1893. Daily News, 13 Feb., 6/1. Where a keen cold plast whiffles and blusters about the black and sullen monsters. Ibid. (1909), 14 Sept., 3. When a bear comes whiffling about your snow hut.
1915. Glasgow Herald, 9 Aug., 8. Shells flew whiffling over our heads.
† 6. a. trans. To smoke (tobacco). b. absol. To drink. Obs. (Cf. WHIFF v.1 3, 4.)
1683. Tryon, Way to Health, 165. The constant and common whiffling it [sc. tobacco].
a. 1693. Urquharts Rabelais, III. Prol. 15. Those importunate sots who constrain an easy, good-natured fellow to whiffle, quaff, carouse [orig. trinquer, voire caros et alluz].
Hence Whiffling vbl. sb.1
a. 1677. Barrow, Serm., v. Wks. 1687, I. 65. Such as are versatile whifflings and dodgings.
1681. J. Scott, Chr. Life, IV. 367. Too much whifling up and down in the little levities of Fancy.

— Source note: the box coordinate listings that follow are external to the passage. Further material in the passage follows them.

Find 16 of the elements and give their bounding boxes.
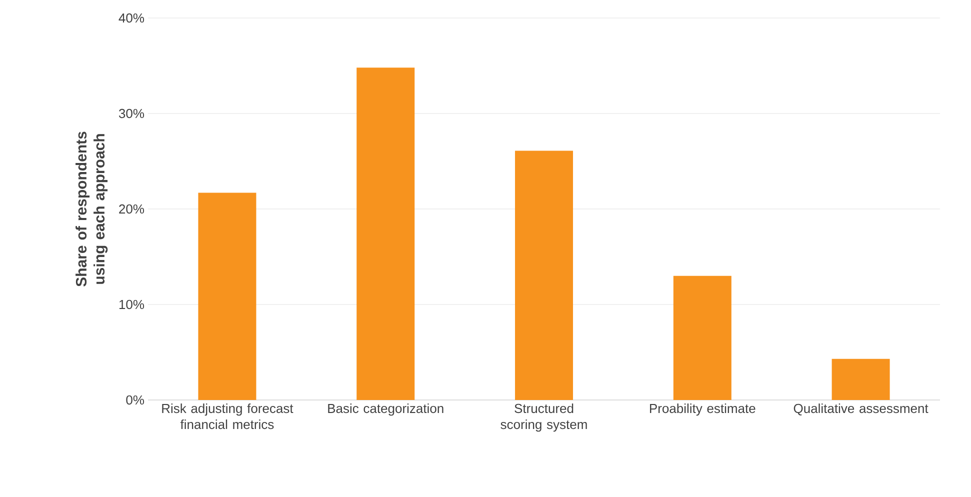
y-axis-title: Share of respondents using each approach bbox=[76, 132, 108, 286]
x-tick-label: Proability estimate bbox=[650, 404, 756, 416]
y-tick-label: 10% bbox=[119, 300, 144, 310]
x-tick-label: Qualitative assessment bbox=[794, 404, 928, 416]
y-tick-label: 40% bbox=[118, 13, 144, 23]
bar bbox=[832, 358, 890, 400]
bar bbox=[356, 68, 415, 400]
x-tick-label: Structured scoring system bbox=[500, 404, 587, 432]
x-tick-label: Basic categorization bbox=[328, 404, 444, 416]
bar bbox=[673, 276, 732, 400]
bar bbox=[515, 150, 574, 400]
bar bbox=[198, 192, 256, 400]
y-tick-label: 0% bbox=[126, 395, 144, 405]
x-tick-label: Risk adjusting forecast financial metrics bbox=[162, 404, 294, 430]
y-tick-label: 20% bbox=[119, 204, 144, 214]
y-tick-label: 30% bbox=[118, 108, 144, 118]
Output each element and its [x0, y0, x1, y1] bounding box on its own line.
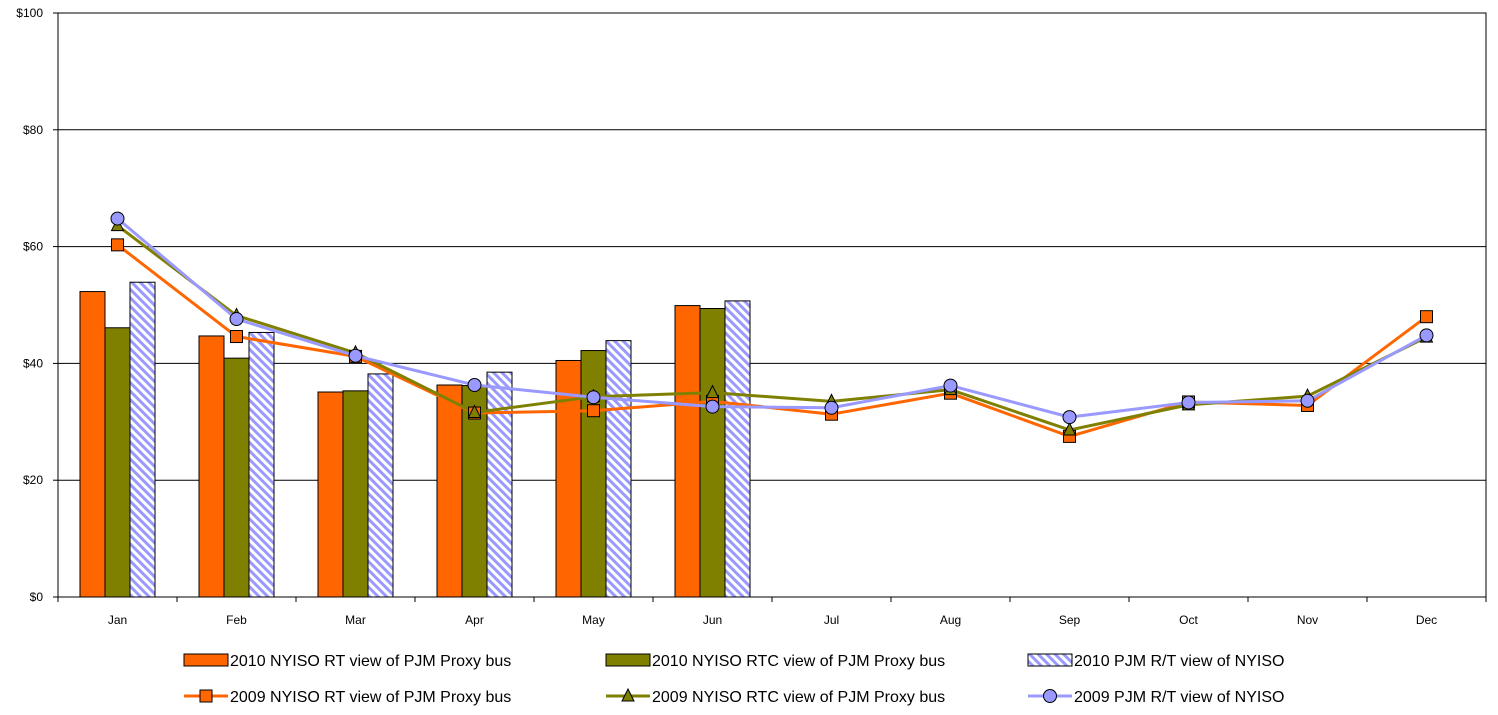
series-line [116, 217, 1428, 419]
legend-swatch [1027, 653, 1073, 667]
x-tick-label: Sep [1059, 613, 1081, 627]
bar [104, 327, 131, 598]
y-tick-label: $20 [23, 473, 43, 487]
bar [248, 331, 275, 598]
bar [317, 391, 344, 598]
legend-swatch [183, 653, 229, 667]
x-tick-label: Jan [108, 613, 127, 627]
x-tick-label: Aug [940, 613, 961, 627]
bar [129, 281, 156, 598]
plot-area: $0 $20 $40 $60 $80 $100 Jan Feb Mar Apr May Jun Jul A… [16, 6, 1487, 627]
y-tick-label: $0 [30, 590, 44, 604]
plot-background [58, 13, 1486, 597]
bar [724, 300, 751, 598]
circle-marker [1043, 689, 1057, 703]
legend-label: 2009 PJM R/T view of NYISO [1074, 689, 1284, 706]
square-marker [199, 689, 213, 703]
x-tick-label: Apr [465, 613, 484, 627]
bar [223, 357, 250, 598]
square-marker [230, 330, 243, 344]
legend-label: 2009 NYISO RT view of PJM Proxy bus [230, 689, 511, 706]
legend: 2010 NYISO RT view of PJM Proxy bus 2010 … [183, 653, 1284, 706]
circle-marker [586, 390, 601, 405]
circle-marker [705, 399, 720, 414]
circle-marker [348, 348, 363, 363]
circle-marker [943, 378, 958, 393]
circle-marker [1181, 395, 1196, 410]
bar [605, 340, 632, 598]
x-tick-label: Nov [1297, 613, 1318, 627]
bar [580, 350, 607, 598]
legend-label: 2010 PJM R/T view of NYISO [1074, 653, 1284, 670]
triangle-marker [1062, 421, 1077, 436]
bar [486, 371, 513, 598]
square-marker [111, 238, 124, 252]
triangle-marker [705, 384, 720, 399]
y-tick-label: $40 [23, 356, 43, 370]
x-tick-label: Jul [824, 613, 839, 627]
x-tick-label: Oct [1179, 613, 1198, 627]
x-tick-label: Mar [345, 613, 366, 627]
y-tick-label: $80 [23, 123, 43, 137]
circle-marker [1300, 393, 1315, 408]
triangle-marker [467, 404, 482, 418]
square-marker [587, 404, 600, 418]
legend-swatch [605, 653, 651, 667]
bar [198, 335, 225, 598]
bar [699, 308, 726, 598]
y-tick-label: $60 [23, 240, 43, 254]
x-tick-label: Dec [1416, 613, 1437, 627]
square-marker [1420, 310, 1433, 324]
x-tick-label: May [582, 613, 605, 627]
bar [342, 390, 369, 598]
triangle-marker [621, 687, 635, 702]
circle-marker [467, 378, 482, 393]
x-tick-label: Feb [226, 613, 247, 627]
bar [367, 373, 394, 598]
circle-marker [110, 211, 125, 226]
bar [674, 305, 701, 598]
x-tick-label: Jun [703, 613, 722, 627]
bar [436, 384, 463, 598]
circle-marker [1419, 328, 1434, 343]
legend-label: 2009 NYISO RTC view of PJM Proxy bus [652, 689, 945, 706]
legend-label: 2010 NYISO RT view of PJM Proxy bus [230, 653, 511, 670]
circle-marker [824, 400, 839, 415]
bar [79, 291, 106, 598]
circle-marker [1062, 410, 1077, 425]
legend-label: 2010 NYISO RTC view of PJM Proxy bus [652, 653, 945, 670]
circle-marker [229, 312, 244, 327]
y-tick-label: $100 [16, 6, 43, 20]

1692. LEstrange, Josephus, Antiq., VII. ix. Wks. (1702), 203. In her Course, upon the whifling of the Air, a snagged Bough of a Tree took hold of his Hair.
1866. Mrs. H. Wood, St. Martins Eve, xvi. The whiffling of the flame was remedied now.
1882. F. Anstey, Vice Versâ, iv. This infernal whiffling and sniffing, sir, I will not put up with.